Now, that’s awesome, but I am bad at that.
However, I do aim for the semi-regular (notice the ambiguity) email. Use this to communicate to parents those must-know dates or some common pitfalls you see students fall prey to every year.
Don’t forget support staff (said almost no teacher ever)
Keep this front and center when working with adults: students interact with dozens of adults each day, and every one of those interactions can have a positive, negative, or neutral effect on that student.
Too often, we forget that our building support staffs interact with students frequently throughout their day. With that in mind, it’s important to remember to be encouraging toward them as well. Two mental hacks and a practical tip to help you do so.
12. Secretaries, aides, building service workers, cafeteria staff are… wait for it… dignified human beings
First of all, we need to remember that these are people we’re dealing with. For most of the Teaching the Core community, that’s going to sound pretty lame — “duh, Stuart” — right? And yet at every school I’ve been in, there are teachers who treat non-teachers as if they are something below human status.
13. Remember: a person’s worth is not determined by their job performance
The above-mentioned problem is exacerbated when the secretary or aide or building service worker in question isn’t awesome at their job. While great leaders do need to ensure they are maintaining an excellent staff, it behooves us to remember that negative attitudes toward those who do poorly at their job don’t help.
And as with most things on this blog, this is the pot calling the kettle black — I’m writing this toward myself, too. It frustrates me when people mess up — I’m human! Yet the reminder here is to be patient, be humble, and focus on what you can control.
14. Pick up garbage in the hallway
We’ll (almost) end this post where we started — with Mr. Scriven (he is the friendly man in this post’s first image). I mention Mr. Scriven more than once in my book’s acknowledgments section because he was not just my first principal — he was an important mentor to me as a new professional and a young man far from his home state.

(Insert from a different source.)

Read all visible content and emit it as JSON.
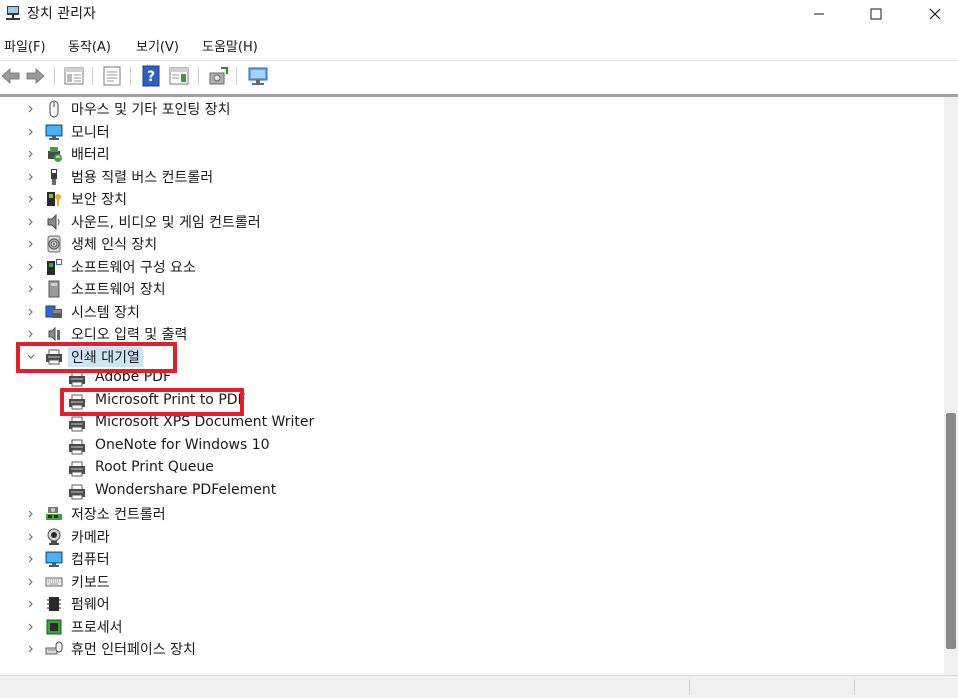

Whenever Scriven was walking down a hallway, if he saw some garbage on the ground he’d bend over and pick it up. I think that’s a simple, important way we can remind ourselves, physically, that we’re not above any task that will make our school a better place.
But keep in mind that there’s a way to do this while looking like a self-righteous attention-seeker, and there’s a way to do this so that it’s hardly noticeable — Scriv mastered the hardly noticeable way. It was obvious that he wasn’t picking up garbage to look a certain way, to build an image for himself. Rather, he did it because it was garbage in his building, and he cared what it looked like, down to a piece of trash on the ground.
Bring it home, Dave
At the end of the day, I think working well with adults comes down to this: are we coming to school to be served by others, or are we coming to school to serve?
On my best days, the days where it feels crazy that I get paid to do this job, I’m usually of the mind that Dave Stuart is a servant, not a master; he’s here to teach and serve and promote the flourishing of students with all he can muster.
These days are far too infrequent for me, lemme tell ya, but I like that — it’s something to work toward.